Friday, May 10, 2013

Weaning, Moving Ewes, and Grazing

Slowly, we have been moving trailer loads of ewes to the different pastures our sheep graze during the summer and fall. We have been waiting for the grass to be ready. It rained good the other day and all the grasses kicked in. The ewes have been antsy - seeing the green grass develop but it wasn't ready for them yet.

Our first step is to move all the ewes and lambs into the greenhouse. One by one, The Farmer catches the ewes who had lambs in January. I work the gate - clearly the easy part of the job. All I can say is it is a good thing he was a distance runner because the sheep don't move easy. They don't want to be split apart from the flock.


How do we know who lambed when? If you followed lambing this winter, you remember we marked each mama with a different color stripe, changing the color of the stripe every two weeks. I must say, the system worked. It was easy to pick out the ewes who had lambs which no longer needed their milk.

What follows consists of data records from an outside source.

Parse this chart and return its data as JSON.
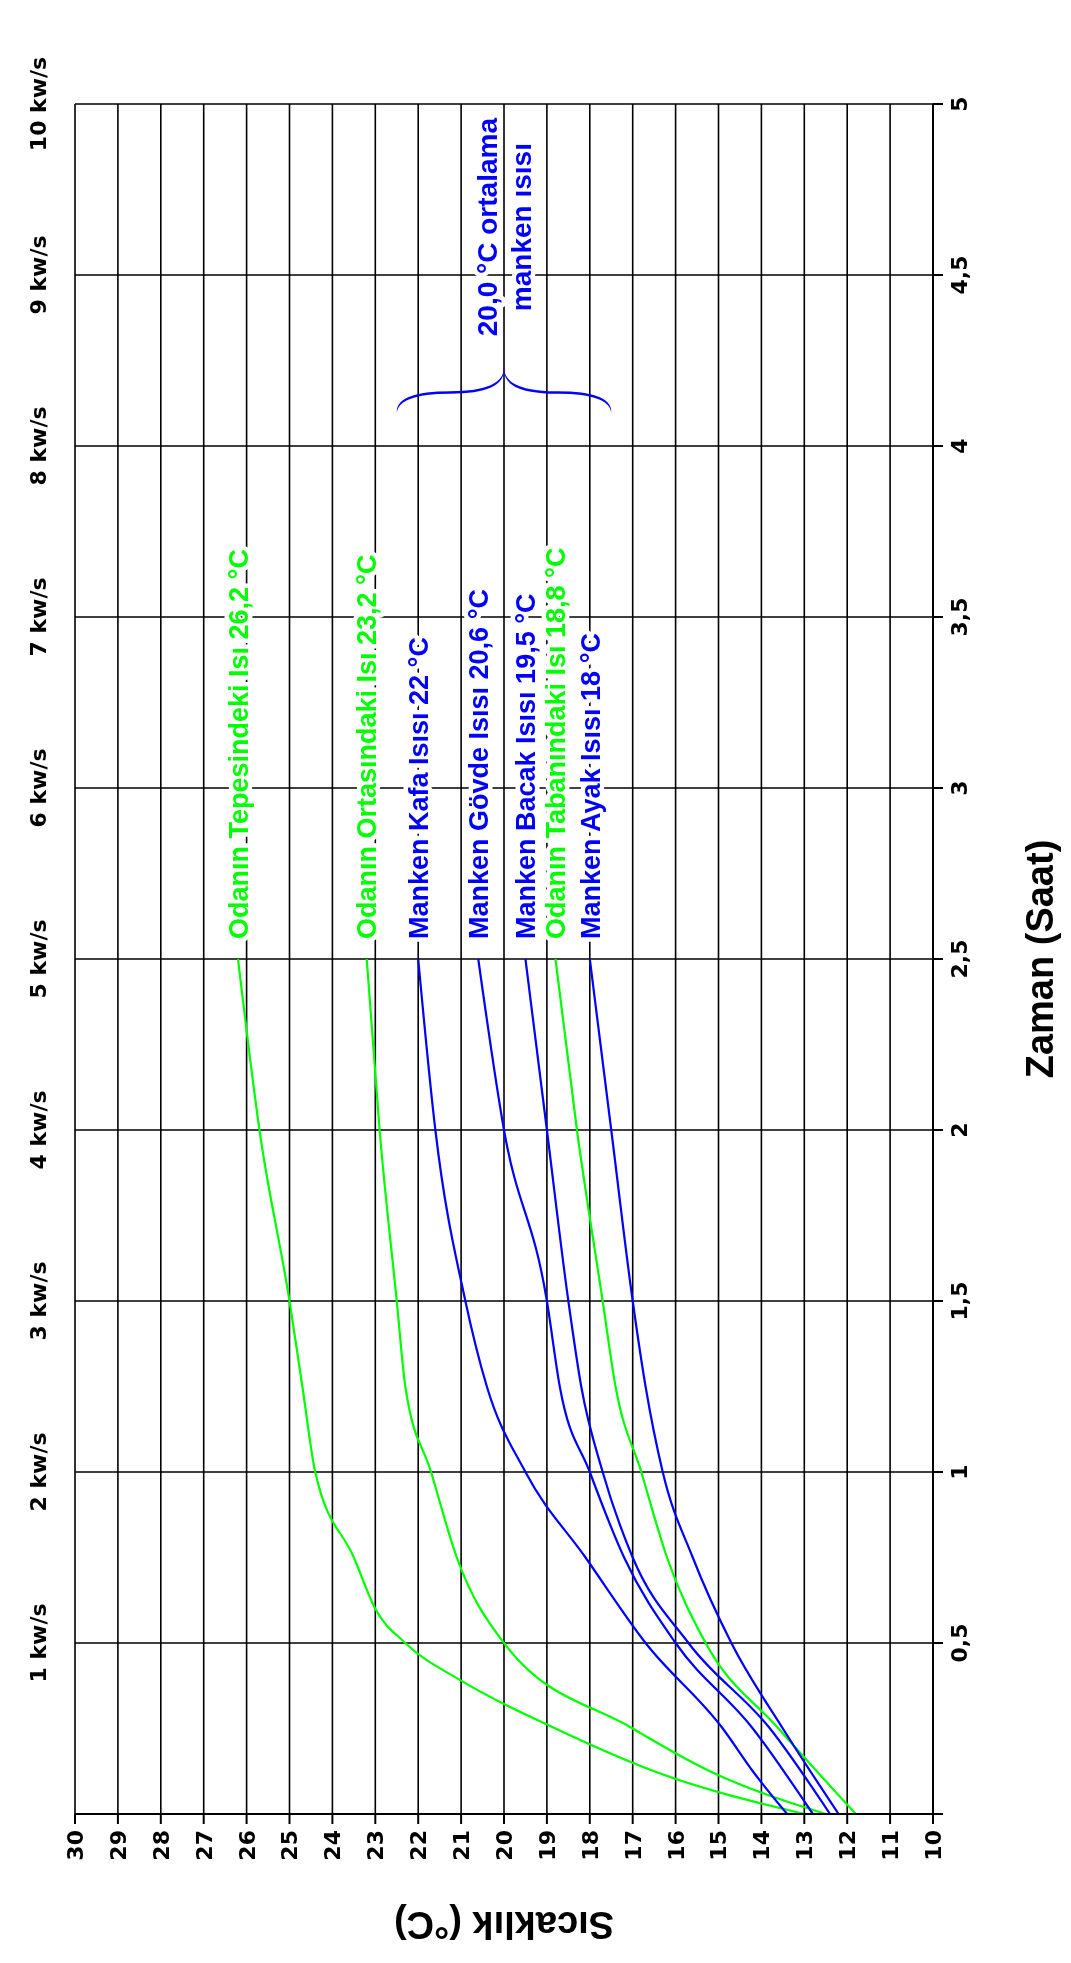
{
  "chart_data": {
    "type": "line",
    "xlabel": "Sıcaklık (°C)",
    "ylabel": "Zaman (Saat)",
    "xlim": [
      30,
      10
    ],
    "xticks": [
      30,
      29,
      28,
      27,
      26,
      25,
      24,
      23,
      22,
      21,
      20,
      19,
      18,
      17,
      16,
      15,
      14,
      13,
      12,
      11,
      10
    ],
    "ylim": [
      0,
      5
    ],
    "yticks": [
      {
        "value": 0,
        "label": null
      },
      {
        "value": 0.5,
        "label": "0,5"
      },
      1,
      {
        "value": 1.5,
        "label": "1,5"
      },
      2,
      {
        "value": 2.5,
        "label": "2,5"
      },
      3,
      {
        "value": 3.5,
        "label": "3,5"
      },
      4,
      {
        "value": 4.5,
        "label": "4,5"
      },
      5
    ],
    "y2lim": [
      0,
      10
    ],
    "y2ticks": [
      {
        "value": 1,
        "label": "1 kw/s"
      },
      {
        "value": 2,
        "label": "2 kw/s"
      },
      {
        "value": 3,
        "label": "3 kw/s"
      },
      {
        "value": 4,
        "label": "4 kw/s"
      },
      {
        "value": 5,
        "label": "5 kw/s"
      },
      {
        "value": 6,
        "label": "6 kw/s"
      },
      {
        "value": 7,
        "label": "7 kw/s"
      },
      {
        "value": 8,
        "label": "8 kw/s"
      },
      {
        "value": 9,
        "label": "9 kw/s"
      },
      {
        "value": 10,
        "label": "10 kw/s"
      }
    ],
    "grid": true,
    "marker": "none",
    "series": [
      {
        "name": "Odanın Tepesindeki Isı 26,2 °C",
        "color": "#00ff00",
        "x": [
          13.0,
          16.5,
          18.8,
          21.0,
          22.3,
          23.0,
          23.5,
          24.4,
          24.7,
          25.0,
          25.7,
          26.2
        ],
        "values": [
          0,
          0.125,
          0.25,
          0.39,
          0.5,
          0.6,
          0.75,
          1,
          1.25,
          1.5,
          2,
          2.5
        ]
      },
      {
        "name": "Odanın Ortasındaki Isı 23,2 °C",
        "color": "#00ff00",
        "x": [
          12.5,
          15.2,
          17.0,
          20.0,
          21.1,
          21.7,
          22.3,
          22.5,
          22.9,
          23.2
        ],
        "values": [
          0,
          0.125,
          0.25,
          0.5,
          0.75,
          1,
          1.25,
          1.5,
          2,
          2.5
        ]
      },
      {
        "name": "Manken Kafa Isısı 22 °C",
        "color": "#0000ff",
        "x": [
          13.4,
          14.2,
          14.9,
          16.7,
          18.1,
          19.5,
          20.4,
          20.9,
          21.6,
          22.0
        ],
        "values": [
          0,
          0.125,
          0.25,
          0.5,
          0.75,
          1,
          1.25,
          1.5,
          2,
          2.5
        ]
      },
      {
        "name": "Manken Gövde Isısı 20,6 °C",
        "color": "#0000ff",
        "x": [
          12.8,
          14.2,
          16.0,
          17.2,
          18.0,
          18.7,
          19.0,
          20.0,
          20.6
        ],
        "values": [
          0,
          0.25,
          0.5,
          0.75,
          1,
          1.25,
          1.5,
          2,
          2.5
        ]
      },
      {
        "name": "Manken Bacak Isısı 19,5 °C",
        "color": "#0000ff",
        "x": [
          12.4,
          13.8,
          15.7,
          17.0,
          17.7,
          18.2,
          18.5,
          19.0,
          19.5
        ],
        "values": [
          0,
          0.25,
          0.5,
          0.75,
          1,
          1.25,
          1.5,
          2,
          2.5
        ]
      },
      {
        "name": "Odanın Tabanındaki Isı 18,8 °C",
        "color": "#00ff00",
        "x": [
          11.8,
          13.6,
          15.3,
          16.2,
          16.8,
          17.4,
          17.7,
          18.3,
          18.8
        ],
        "values": [
          0,
          0.25,
          0.5,
          0.75,
          1,
          1.25,
          1.5,
          2,
          2.5
        ]
      },
      {
        "name": "Manken Ayak Isısı 18 °C",
        "color": "#0000ff",
        "x": [
          12.2,
          13.5,
          14.7,
          15.6,
          16.3,
          16.7,
          17.0,
          17.5,
          18.0
        ],
        "values": [
          0,
          0.25,
          0.5,
          0.75,
          1,
          1.25,
          1.5,
          2,
          2.5
        ]
      }
    ],
    "annotations": [
      "20,0 °C ortalama\nmanken ısısı"
    ]
  }
}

It was noisy. The ewes knew that they were being separated from their lambs. The lambs didn't. Once we got each batch of 20 on the trailer, off they went to graze green pastures. I'm sure the lambs will be looking for mama tonight but it was time! All mamas need a break to get back into condition for breeding in August. It's not far away!

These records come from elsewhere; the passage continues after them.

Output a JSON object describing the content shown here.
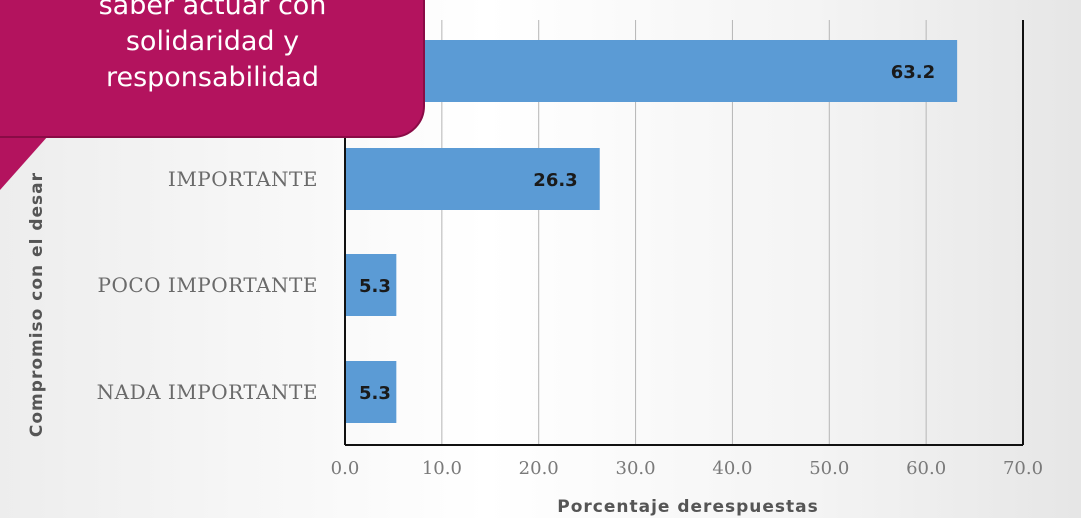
{
  "callout": {
    "line1": "saber  actuar con",
    "line2": "solidaridad y",
    "line3": "responsabilidad"
  },
  "chart_data": {
    "type": "bar",
    "orientation": "horizontal",
    "title": "",
    "xlabel": "Porcentaje derespuestas",
    "ylabel": "Compromiso con el desar",
    "categories": [
      "",
      "IMPORTANTE",
      "POCO IMPORTANTE",
      "NADA IMPORTANTE"
    ],
    "values": [
      63.2,
      26.3,
      5.3,
      5.3
    ],
    "data_labels": [
      "63.2",
      "26.3",
      "5.3",
      "5.3"
    ],
    "xlim": [
      0,
      70
    ],
    "x_ticks": [
      "0.0",
      "10.0",
      "20.0",
      "30.0",
      "40.0",
      "50.0",
      "60.0",
      "70.0"
    ],
    "grid": "vertical",
    "bar_color": "#5b9bd5",
    "legend": "none"
  },
  "colors": {
    "callout": "#b3135e",
    "bar": "#5b9bd5",
    "grid": "#b5b5b5"
  }
}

When the ewes arrived at their new home, they bolted off the trailer.....

heads to the ground relishing the tender grasses. Sheep are all about the food. I'm sure in a couple days the ewes will completely forget about their lambs.

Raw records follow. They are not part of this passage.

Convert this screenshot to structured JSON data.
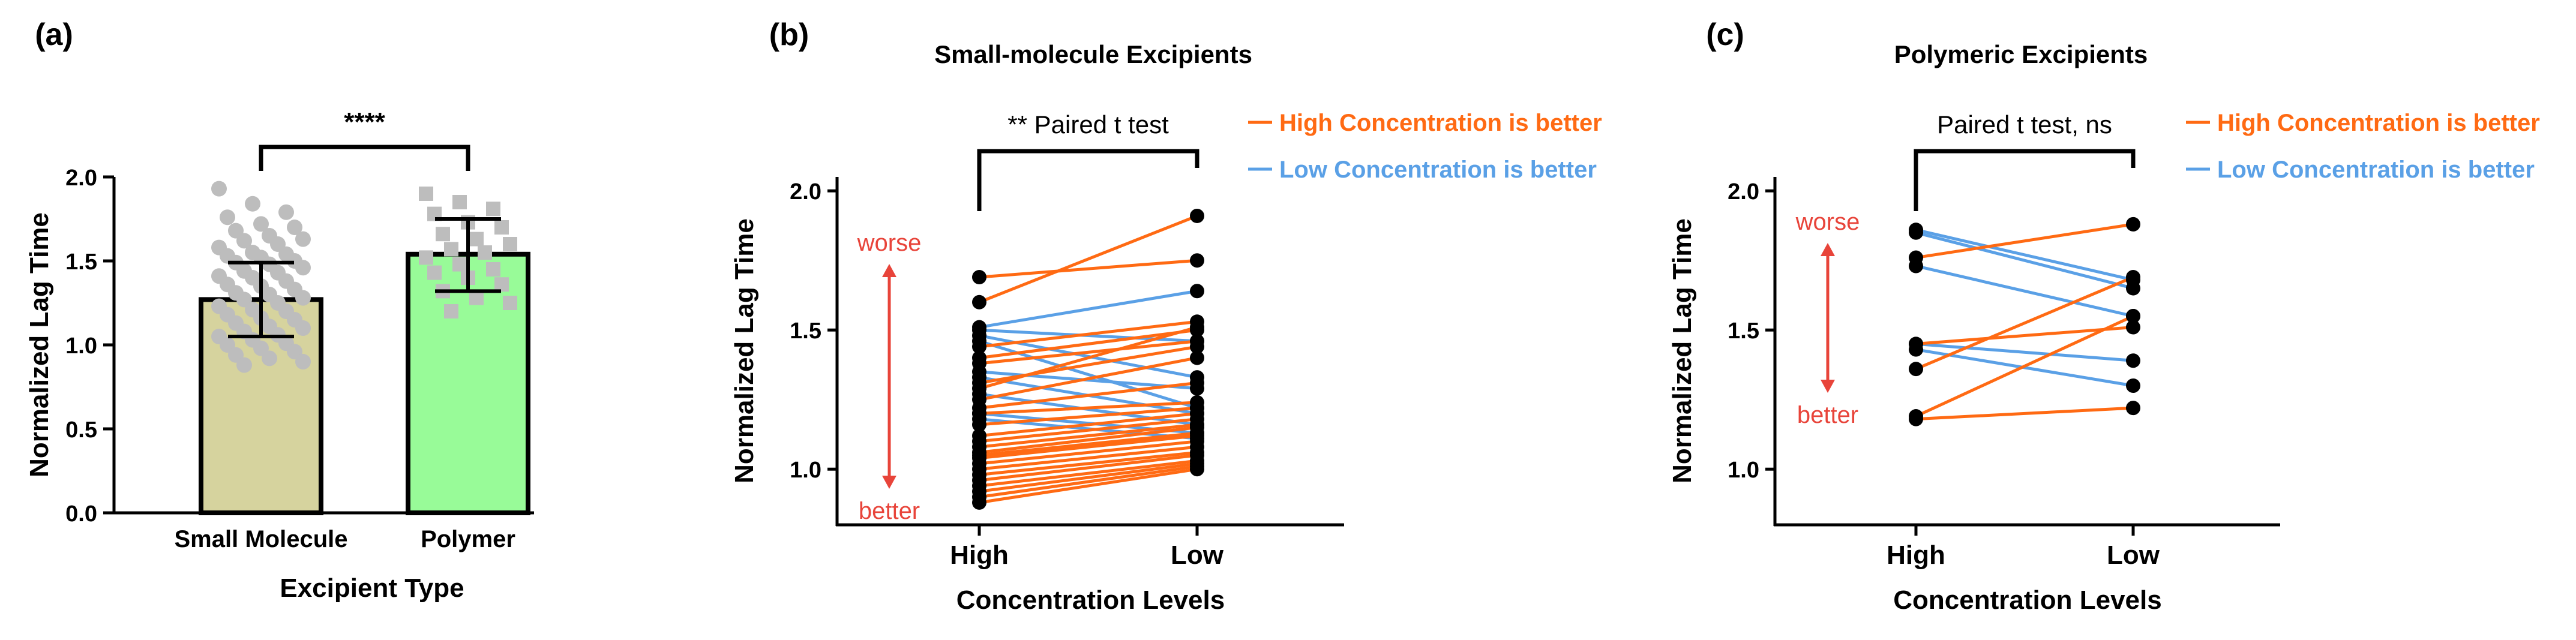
{
  "colors": {
    "high_is_better": "#ff6a13",
    "low_is_better": "#5aa0e6",
    "annotation_red": "#e8443a",
    "small_molecule_bar": "#d6d39e",
    "polymer_bar": "#98fb98",
    "small_molecule_points": "#bdbdbd",
    "polymer_points": "#bdbdbd",
    "axis": "#000000"
  },
  "chart_data": [
    {
      "panel": "(a)",
      "type": "bar",
      "title": "",
      "xlabel": "Excipient Type",
      "ylabel": "Normalized Lag Time",
      "ylim": [
        0,
        2.0
      ],
      "yticks": [
        "0.0",
        "0.5",
        "1.0",
        "1.5",
        "2.0"
      ],
      "categories": [
        "Small Molecule",
        "Polymer"
      ],
      "values": [
        1.27,
        1.54
      ],
      "error_lower": [
        1.05,
        1.32
      ],
      "error_upper": [
        1.49,
        1.75
      ],
      "significance": "****",
      "point_markers": [
        "circle",
        "square"
      ],
      "points": [
        [
          1.93,
          1.84,
          1.79,
          1.76,
          1.72,
          1.7,
          1.68,
          1.65,
          1.63,
          1.62,
          1.6,
          1.58,
          1.55,
          1.54,
          1.53,
          1.52,
          1.5,
          1.49,
          1.48,
          1.46,
          1.44,
          1.43,
          1.41,
          1.4,
          1.38,
          1.36,
          1.35,
          1.33,
          1.31,
          1.3,
          1.28,
          1.27,
          1.25,
          1.23,
          1.21,
          1.2,
          1.18,
          1.16,
          1.15,
          1.13,
          1.11,
          1.1,
          1.08,
          1.06,
          1.05,
          1.03,
          1.01,
          1.0,
          0.98,
          0.96,
          0.94,
          0.92,
          0.9,
          0.88
        ],
        [
          1.9,
          1.85,
          1.81,
          1.78,
          1.73,
          1.7,
          1.66,
          1.63,
          1.6,
          1.57,
          1.55,
          1.52,
          1.48,
          1.45,
          1.43,
          1.4,
          1.36,
          1.32,
          1.28,
          1.25,
          1.2
        ]
      ]
    },
    {
      "panel": "(b)",
      "type": "line",
      "title": "Small-molecule  Excipients",
      "xlabel": "Concentration Levels",
      "ylabel": "Normalized Lag Time",
      "x": [
        "High",
        "Low"
      ],
      "ylim": [
        0.8,
        2.05
      ],
      "yticks": [
        "1.0",
        "1.5",
        "2.0"
      ],
      "test_label": "** Paired t test",
      "legend": [
        "High Concentration is better",
        "Low Concentration is better"
      ],
      "arrow_labels": {
        "top": "worse",
        "bottom": "better"
      },
      "series": [
        {
          "group": "low",
          "values": [
            1.51,
            1.64
          ]
        },
        {
          "group": "low",
          "values": [
            1.5,
            1.46
          ]
        },
        {
          "group": "low",
          "values": [
            1.48,
            1.33
          ]
        },
        {
          "group": "low",
          "values": [
            1.46,
            1.22
          ]
        },
        {
          "group": "low",
          "values": [
            1.35,
            1.29
          ]
        },
        {
          "group": "low",
          "values": [
            1.33,
            1.2
          ]
        },
        {
          "group": "low",
          "values": [
            1.27,
            1.16
          ]
        },
        {
          "group": "low",
          "values": [
            1.2,
            1.13
          ]
        },
        {
          "group": "low",
          "values": [
            1.18,
            1.11
          ]
        },
        {
          "group": "high",
          "values": [
            1.69,
            1.75
          ]
        },
        {
          "group": "high",
          "values": [
            1.6,
            1.91
          ]
        },
        {
          "group": "high",
          "values": [
            1.44,
            1.53
          ]
        },
        {
          "group": "high",
          "values": [
            1.4,
            1.5
          ]
        },
        {
          "group": "high",
          "values": [
            1.38,
            1.46
          ]
        },
        {
          "group": "high",
          "values": [
            1.31,
            1.44
          ]
        },
        {
          "group": "high",
          "values": [
            1.29,
            1.51
          ]
        },
        {
          "group": "high",
          "values": [
            1.25,
            1.4
          ]
        },
        {
          "group": "high",
          "values": [
            1.22,
            1.31
          ]
        },
        {
          "group": "high",
          "values": [
            1.2,
            1.24
          ]
        },
        {
          "group": "high",
          "values": [
            1.16,
            1.22
          ]
        },
        {
          "group": "high",
          "values": [
            1.12,
            1.2
          ]
        },
        {
          "group": "high",
          "values": [
            1.1,
            1.18
          ]
        },
        {
          "group": "high",
          "values": [
            1.08,
            1.16
          ]
        },
        {
          "group": "high",
          "values": [
            1.06,
            1.15
          ]
        },
        {
          "group": "high",
          "values": [
            1.05,
            1.13
          ]
        },
        {
          "group": "high",
          "values": [
            1.04,
            1.12
          ]
        },
        {
          "group": "high",
          "values": [
            1.02,
            1.1
          ]
        },
        {
          "group": "high",
          "values": [
            1.0,
            1.08
          ]
        },
        {
          "group": "high",
          "values": [
            0.98,
            1.06
          ]
        },
        {
          "group": "high",
          "values": [
            0.96,
            1.05
          ]
        },
        {
          "group": "high",
          "values": [
            0.94,
            1.03
          ]
        },
        {
          "group": "high",
          "values": [
            0.92,
            1.02
          ]
        },
        {
          "group": "high",
          "values": [
            0.9,
            1.01
          ]
        },
        {
          "group": "high",
          "values": [
            0.88,
            1.0
          ]
        }
      ]
    },
    {
      "panel": "(c)",
      "type": "line",
      "title": "Polymeric Excipients",
      "xlabel": "Concentration Levels",
      "ylabel": "Normalized Lag Time",
      "x": [
        "High",
        "Low"
      ],
      "ylim": [
        0.8,
        2.05
      ],
      "yticks": [
        "1.0",
        "1.5",
        "2.0"
      ],
      "test_label": "Paired t test, ns",
      "legend": [
        "High Concentration is better",
        "Low Concentration is better"
      ],
      "arrow_labels": {
        "top": "worse",
        "bottom": "better"
      },
      "series": [
        {
          "group": "low",
          "values": [
            1.86,
            1.68
          ]
        },
        {
          "group": "low",
          "values": [
            1.85,
            1.65
          ]
        },
        {
          "group": "low",
          "values": [
            1.73,
            1.55
          ]
        },
        {
          "group": "low",
          "values": [
            1.45,
            1.39
          ]
        },
        {
          "group": "low",
          "values": [
            1.43,
            1.3
          ]
        },
        {
          "group": "high",
          "values": [
            1.76,
            1.88
          ]
        },
        {
          "group": "high",
          "values": [
            1.45,
            1.51
          ]
        },
        {
          "group": "high",
          "values": [
            1.36,
            1.69
          ]
        },
        {
          "group": "high",
          "values": [
            1.19,
            1.55
          ]
        },
        {
          "group": "high",
          "values": [
            1.18,
            1.22
          ]
        }
      ]
    }
  ]
}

They'll have poopy butts for a few days. I know - TMI. But that's what happens when they switch from hay and silage to green grass.

Nessie did a great job rounding up the animals. She hasn't been able to work all winter because it's dangerous to have a dog around the ewes with their lambs. They can become quite protective of the lambs and we don't need anyone getting hurt. In a couple weeks, she will probably lose her winter weight and be back in shape climbing hills and flying over fences. She is 8 or 9 now and we can tell she is starting to slow down some. She still has the desire to work though!


I also took Kate on a short leash, not needing any overzealous puppy shenanigans. She did a great job with supervision. By load #4, I had it figured out that just having her in the corner of the barn tied to a post, it would make it easier to get the ewes on the trailer. We think she is getting interested in the sheep and hopefully this summer she'll start being somewhat helpful. We still have at least 10 more loads to go so Kate will be getting practice being a sheepdog.


We still have many loads of sheep to move but at least the process has begun! It's hard to start but easy to keep going once we have the momentum.

Jon Katz has a nice piece on living on a farm and America's fascination with them. Read it here and here as it is a Part One and Part Two post.

Have a great weekend everyone!


Auntie Shan said...

YAY! You're back! :-D The Trip was Good I hope?

Ya know, too bad that we have that 350 miles and silly "BORDER" thingy IN the way, otherwise, I'd seriously consider "Renting" ONE of The GIRLS for a day to Fertilize and rid our front lawn of the Dandelions!! -- Although, we'd probably have to sacrifice those cute purple wild violets... :-[

hawknitr13 said...

i LOVE your posts!! the pics help us 'city-slickers' understand the sheep business! i feel like i'm right there beside you!! thank you so much for taking YOUR time to give us this most informative narrative of your life!!
^)^ linda in IOWA

Adaliza said...

Wonderful to see the Spring grass coming through. I remember my farmer separating the ewes and their lambs - it was very noisy on the farm for a couple of days! Happy memories.

Caffeine Girl said...

You give us such a wonderful link with the "real world" -- the one where all our food and yarn come from. This was a fascinating post,

shabby girl said...

What a Life, Girl!!! I'll bet if half of your readers were in your area, you'd have more than enough help! Fascinating!